Take God's promises to heart — and mind. As Christians we have a solid basis for optimism and hope. This does not mean that we are called to be Pollyannas in the midst of genuinely hard times, always pretending that everything will be OK. Sometimes in this world, things just don't get better. God has not promised us escape from trauma and pain.
Instead, God's promise to us came in the form of his Son, who experienced pain on our behalf, whose Spirit is with us in the midst of the pain of our own lives, and who continually draws us to himself. The promises of faith we find in Scripture provide a potent framework for positive thinking, not only about ourselves but also about the distress in which we may find ourselves.
Draw upon the resources of the community of faith. Another cornerstone of resilience in the psychological literature is social support. Many people tend to withdraw from relationships in the midst of stress and trauma, and this withdrawal reduces their ability to cope effectively. As Christians we belong to a Body. Imperfect as it is, the Church can be a source of great comfort and healing in hard times.
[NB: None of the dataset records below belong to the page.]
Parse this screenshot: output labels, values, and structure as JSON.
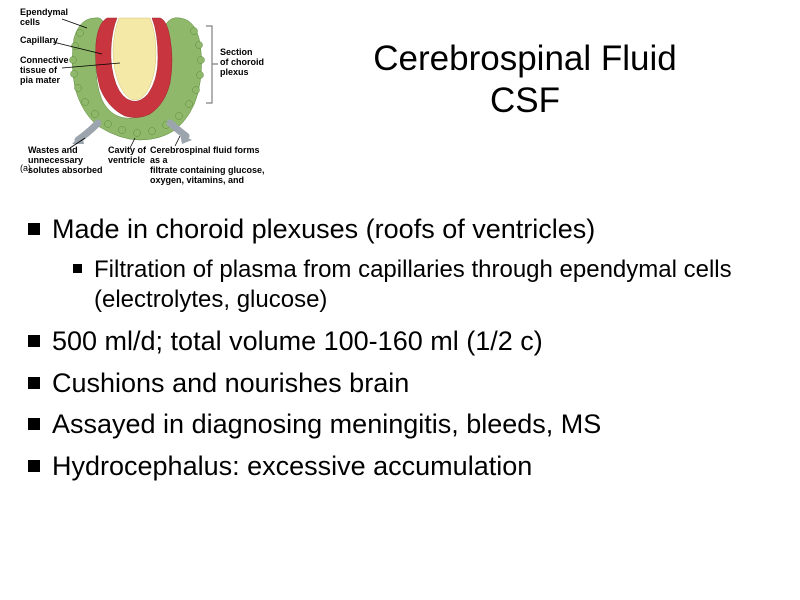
{
  "title": {
    "line1": "Cerebrospinal Fluid",
    "line2": "CSF"
  },
  "bullets": [
    {
      "text": "Made in choroid plexuses (roofs of ventricles)",
      "sub": [
        "Filtration of plasma from capillaries through ependymal cells (electrolytes, glucose)"
      ]
    },
    {
      "text": "500 ml/d; total volume 100-160 ml (1/2 c)"
    },
    {
      "text": "Cushions and nourishes brain"
    },
    {
      "text": "Assayed in diagnosing meningitis, bleeds, MS"
    },
    {
      "text": "Hydrocephalus: excessive accumulation"
    }
  ],
  "diagram": {
    "labels": {
      "ependymal": "Ependymal\ncells",
      "capillary": "Capillary",
      "connective": "Connective\ntissue of\npia mater",
      "section": "Section\nof choroid\nplexus",
      "wastes": "Wastes and\nunnecessary\nsolutes absorbed",
      "cavity": "Cavity of\nventricle",
      "csf_forms": "Cerebrospinal fluid forms as a\nfiltrate containing glucose,\noxygen, vitamins, and",
      "panel": "(a)"
    },
    "colors": {
      "ependymal_green": "#8fb86b",
      "ependymal_border": "#5a8a3a",
      "capillary_red": "#c8353f",
      "capillary_dark": "#9b2830",
      "inner_yellow": "#f5e9a8",
      "arrow_gray": "#9ca5ad",
      "bracket_gray": "#808080"
    }
  },
  "style": {
    "title_fontsize": 35,
    "bullet_fontsize": 27,
    "sub_bullet_fontsize": 24,
    "label_fontsize": 9,
    "text_color": "#000000",
    "background": "#ffffff"
  }
}
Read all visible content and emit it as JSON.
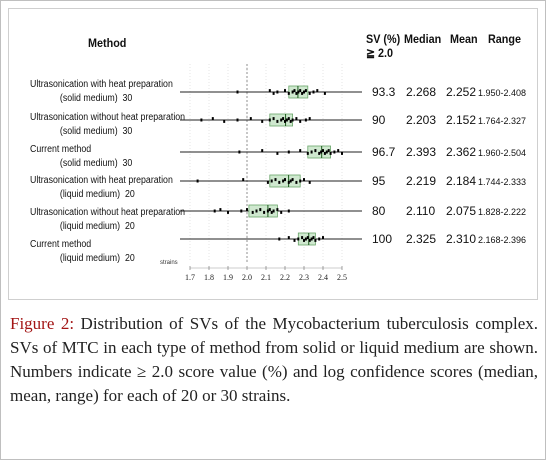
{
  "header": {
    "method": "Method",
    "sv_line1": "SV (%)",
    "sv_line2": "≧ 2.0",
    "median": "Median",
    "mean": "Mean",
    "range": "Range"
  },
  "rows": [
    {
      "line1": "Ultrasonication with heat preparation",
      "line2": "(solid medium)",
      "n": "30",
      "sv": "93.3",
      "median": "2.268",
      "mean": "2.252",
      "range": "1.950-2.408"
    },
    {
      "line1": "Ultrasonication without heat preparation",
      "line2": "(solid medium)",
      "n": "30",
      "sv": "90",
      "median": "2.203",
      "mean": "2.152",
      "range": "1.764-2.327"
    },
    {
      "line1": "Current method",
      "line2": "(solid medium)",
      "n": "30",
      "sv": "96.7",
      "median": "2.393",
      "mean": "2.362",
      "range": "1.960-2.504"
    },
    {
      "line1": "Ultrasonication with heat preparation",
      "line2": "(liquid medium)",
      "n": "20",
      "sv": "95",
      "median": "2.219",
      "mean": "2.184",
      "range": "1.744-2.333"
    },
    {
      "line1": "Ultrasonication without heat preparation",
      "line2": "(liquid medium)",
      "n": "20",
      "sv": "80",
      "median": "2.110",
      "mean": "2.075",
      "range": "1.828-2.222"
    },
    {
      "line1": "Current method",
      "line2": "(liquid medium)",
      "n": "20",
      "sv": "100",
      "median": "2.325",
      "mean": "2.310",
      "range": "2.168-2.396"
    }
  ],
  "axis": {
    "strains_label": "strains",
    "ticks": [
      "1.7",
      "1.8",
      "1.9",
      "2.0",
      "2.1",
      "2.2",
      "2.3",
      "2.4",
      "2.5"
    ],
    "min": 1.7,
    "max": 2.5,
    "dashed_at": 2.0
  },
  "box_data": [
    {
      "q1": 2.22,
      "q3": 2.32,
      "median": 2.268,
      "points": [
        1.95,
        2.12,
        2.14,
        2.16,
        2.2,
        2.22,
        2.24,
        2.25,
        2.26,
        2.27,
        2.28,
        2.29,
        2.3,
        2.31,
        2.33,
        2.35,
        2.37,
        2.41
      ]
    },
    {
      "q1": 2.12,
      "q3": 2.24,
      "median": 2.203,
      "points": [
        1.76,
        1.82,
        1.88,
        1.95,
        2.02,
        2.08,
        2.12,
        2.14,
        2.16,
        2.18,
        2.19,
        2.2,
        2.21,
        2.22,
        2.23,
        2.24,
        2.26,
        2.28,
        2.31,
        2.33
      ]
    },
    {
      "q1": 2.32,
      "q3": 2.44,
      "median": 2.393,
      "points": [
        1.96,
        2.08,
        2.16,
        2.22,
        2.28,
        2.32,
        2.34,
        2.36,
        2.38,
        2.39,
        2.4,
        2.41,
        2.42,
        2.43,
        2.44,
        2.46,
        2.48,
        2.5
      ]
    },
    {
      "q1": 2.12,
      "q3": 2.28,
      "median": 2.219,
      "points": [
        1.74,
        1.98,
        2.11,
        2.13,
        2.15,
        2.17,
        2.19,
        2.2,
        2.22,
        2.23,
        2.24,
        2.26,
        2.28,
        2.3,
        2.33
      ]
    },
    {
      "q1": 2.01,
      "q3": 2.16,
      "median": 2.11,
      "points": [
        1.83,
        1.86,
        1.9,
        1.97,
        2.0,
        2.03,
        2.05,
        2.07,
        2.09,
        2.11,
        2.12,
        2.13,
        2.14,
        2.16,
        2.18,
        2.22
      ]
    },
    {
      "q1": 2.27,
      "q3": 2.36,
      "median": 2.325,
      "points": [
        2.17,
        2.22,
        2.25,
        2.27,
        2.29,
        2.3,
        2.31,
        2.32,
        2.33,
        2.34,
        2.35,
        2.36,
        2.38,
        2.4
      ]
    }
  ],
  "caption": {
    "label": "Figure 2:",
    "text": " Distribution of SVs of the Mycobacterium tuberculosis complex. SVs of MTC in each type of method from solid or liquid medium are shown. Numbers indicate ≥ 2.0 score value (%) and log confidence scores (median, mean, range) for each of 20 or 30 strains."
  },
  "colors": {
    "box_fill": "#cfe8cf",
    "box_stroke": "#6aa56a",
    "dot": "#000000",
    "caption_label": "#a31515"
  }
}
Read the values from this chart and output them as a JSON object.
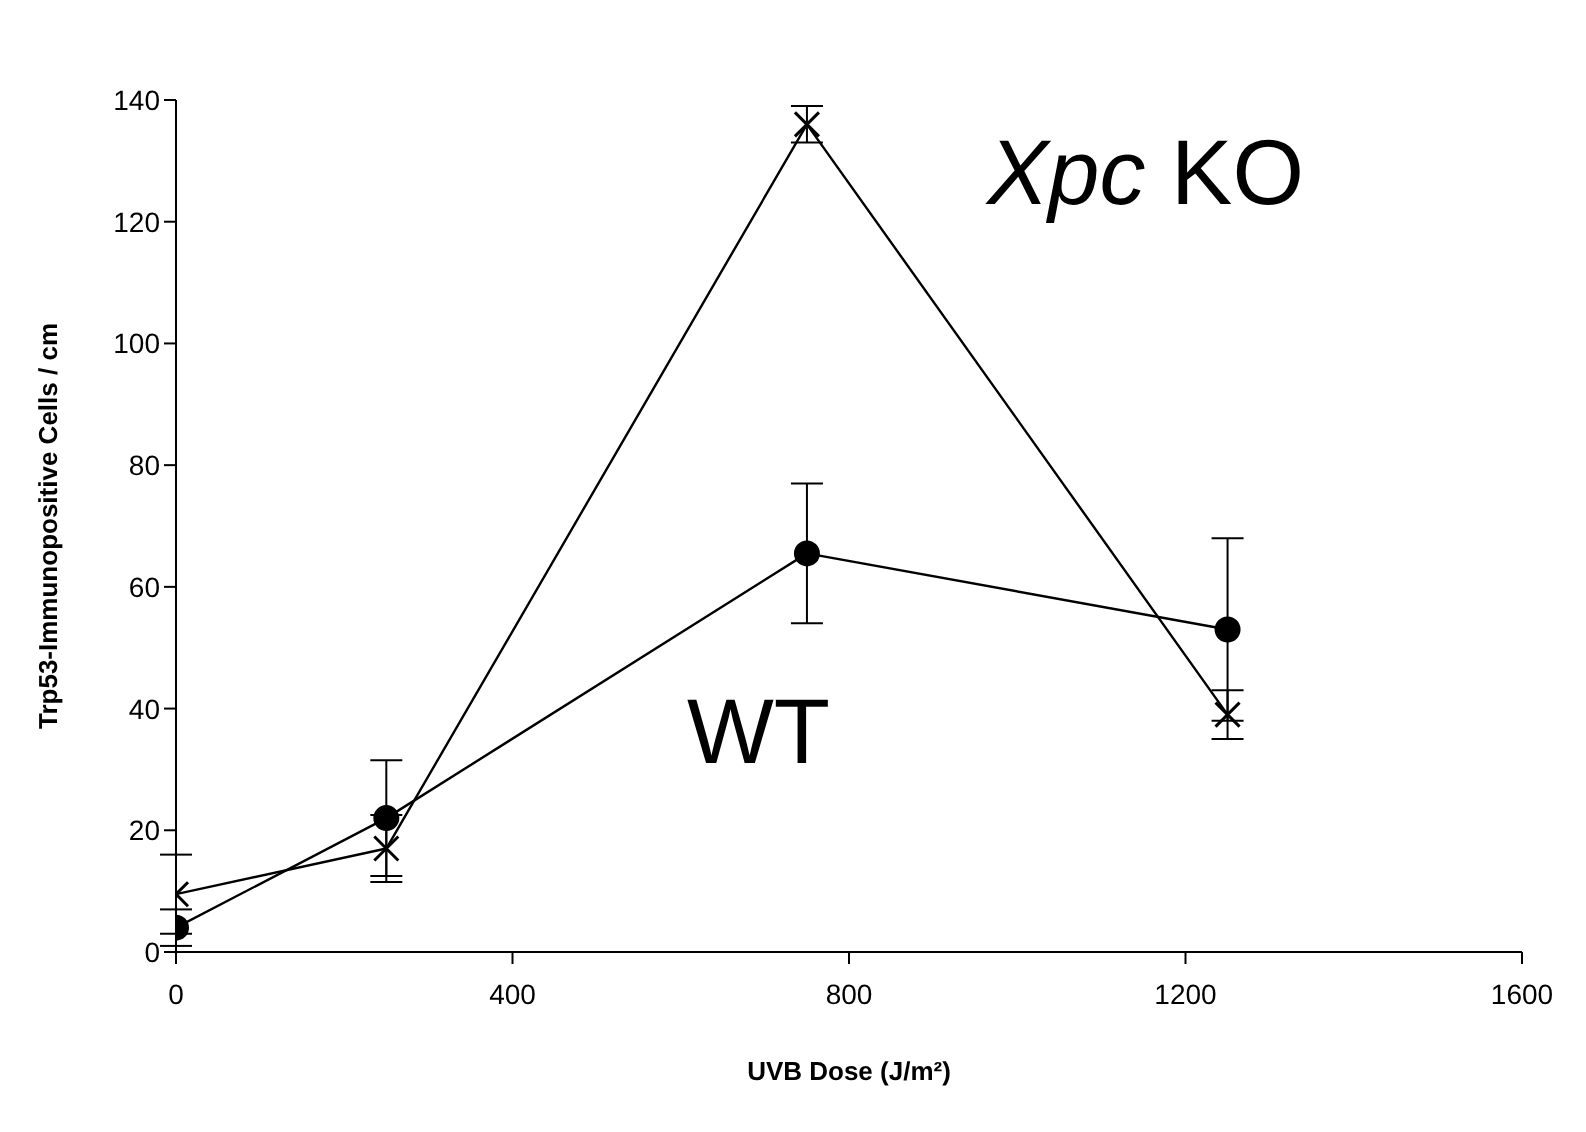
{
  "chart_data": {
    "type": "line",
    "xlabel": "UVB Dose (J/m²)",
    "ylabel": "Trp53-Immunopositive Cells / cm",
    "x": [
      0,
      250,
      750,
      1250
    ],
    "series": [
      {
        "name": "Xpc KO",
        "color": "#000000",
        "marker": "cross",
        "values": [
          9.5,
          17,
          136,
          39
        ],
        "errors": [
          6.5,
          5.5,
          3,
          4
        ]
      },
      {
        "name": "WT",
        "color": "#000000",
        "marker": "circle",
        "values": [
          4,
          22,
          65.5,
          53
        ],
        "errors": [
          3,
          9.5,
          11.5,
          15
        ]
      }
    ],
    "xlim": [
      0,
      1600
    ],
    "xticks": [
      0,
      400,
      800,
      1200,
      1600
    ],
    "ylim": [
      0,
      140
    ],
    "yticks": [
      0,
      20,
      40,
      60,
      80,
      100,
      120,
      140
    ],
    "grid": false,
    "legend": false,
    "line_style": "solid"
  }
}
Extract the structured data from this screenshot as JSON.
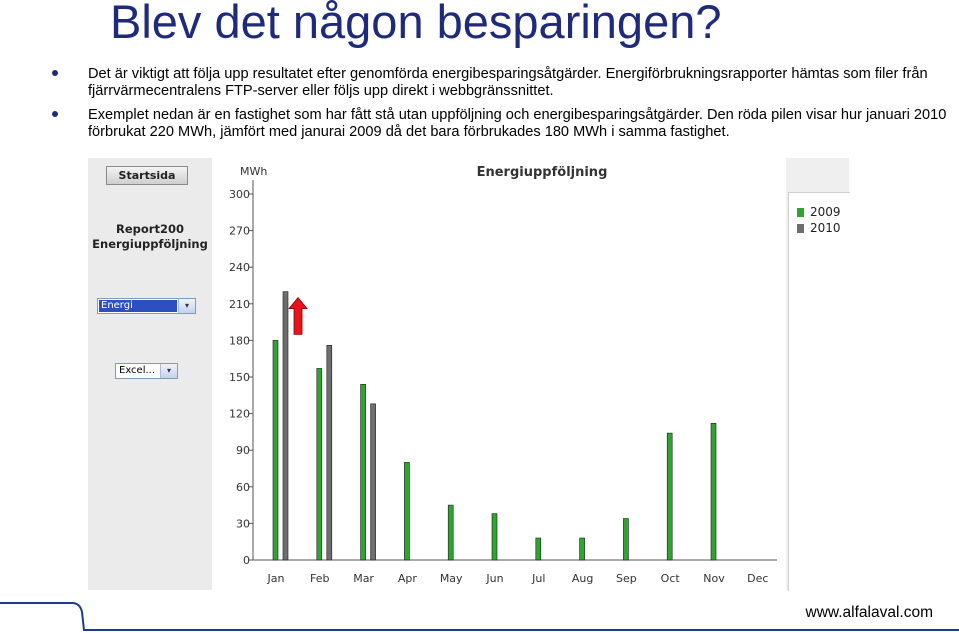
{
  "slide": {
    "title": "Blev det någon besparingen?",
    "bullets": [
      "Det är viktigt att följa upp resultatet efter genomförda energibesparingsåtgärder. Energiförbrukningsrapporter hämtas som filer från fjärrvärmecentralens FTP-server eller följs upp direkt i webbgränssnittet.",
      "Exemplet nedan är en fastighet som har fått stå utan uppföljning och energibesparingsåtgärder. Den röda pilen visar hur januari 2010 förbrukat 220 MWh, jämfört med janurai 2009 då det bara förbrukades 180 MWh i samma fastighet."
    ],
    "footer_url": "www.alfalaval.com"
  },
  "embed": {
    "start_button": "Startsida",
    "report_line1": "Report200",
    "report_line2": "Energiuppföljning",
    "select_measure": "Energi",
    "select_export": "Excel...",
    "arrow_glyph": "▾"
  },
  "colors": {
    "series_2009": "#2ea52e",
    "series_2010": "#6e6e6e",
    "highlight_arrow": "#e8141b",
    "title": "#1f2a7a"
  },
  "chart_data": {
    "type": "bar",
    "title": "Energiuppföljning",
    "ylabel": "MWh",
    "xlabel": "",
    "ylim": [
      0,
      300
    ],
    "yticks": [
      0,
      30,
      60,
      90,
      120,
      150,
      180,
      210,
      240,
      270,
      300
    ],
    "categories": [
      "Jan",
      "Feb",
      "Mar",
      "Apr",
      "May",
      "Jun",
      "Jul",
      "Aug",
      "Sep",
      "Oct",
      "Nov",
      "Dec"
    ],
    "series": [
      {
        "name": "2009",
        "values": [
          180,
          157,
          144,
          80,
          45,
          38,
          18,
          18,
          34,
          104,
          112,
          null
        ]
      },
      {
        "name": "2010",
        "values": [
          220,
          176,
          128,
          null,
          null,
          null,
          null,
          null,
          null,
          null,
          null,
          null
        ]
      }
    ],
    "grid": false,
    "legend_position": "right",
    "annotation": {
      "category": "Jan",
      "type": "red-up-arrow",
      "from_value": 180,
      "to_value": 220
    }
  }
}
Engage in service to others. There are few antidotes for stress more effective than choosing to serve others in the midst of our own pain and suffering. There is a healing and renewing perspective that comes from serving those in greater need than oneself that even the secular literature on stress affirms.
I believe that the Apostle Paul was thinking of faith as a foundation for resilience when he wrote these encouraging words to Timothy: "For God has not given us a spirit of fear, but a spirit of power, love and a sound mind." We have been given power to respond effectively to stressful circumstances, love to connect with the people of God and to serve others, and a sound mind to adopt healthy habits of thinking about ourselves and the setbacks we all face. These are gifts of faith that build resilience as we face the inevitable earthquakes in our lives.
Suggestions for further reading:
Backus, William and Chapian, Marie. Telling Yourself the Truth. Bethany House, 2000.
Burns, David and Beck, Aaron. Feeling Good: A Guide to the New Mood Therapy. Harper Collins, 1999.
Seligman, Martin. Learned Optimism: How to Change Your Mind and Your Life. Simon & Schuster, 1998.
Seligman, Martin. What You Can Change ... and What You Can't. Fawcett Books, 1993.
Nathan Brown's experience with earthquakes and resilience is not merely academic. In 1994, just as he and his family were in the process of moving from California to Seattle, the San Fernando quake severely damaged his own home, rendering it uninhabitable. He describes the process of coping with this disaster, and his family's subsequent journey to the Northwest, as "God's interesting way of nudging me onto an unexpected path that ultimately led to a new calling at SPU."
Today, Brown is dean of the new School of Psychology, Family and Community at Seattle Pacific University. A faculty member at Seattle Pacific since 1996, he led the development of the doctoral program in clinical psychology, the first Ph.D. offered in the University's history.
Brown holds a master's degree in theology as well as a doctorate in clinical psychology from Fuller Seminary's Graduate School of Psychology. His clinical specialties include the treatment of anxiety, depression and stress-related conditions. He is also active in research, and is currently involved in a project in India investigating the cross-cultural aspects of stress and burnout in the fields of ministry and missions.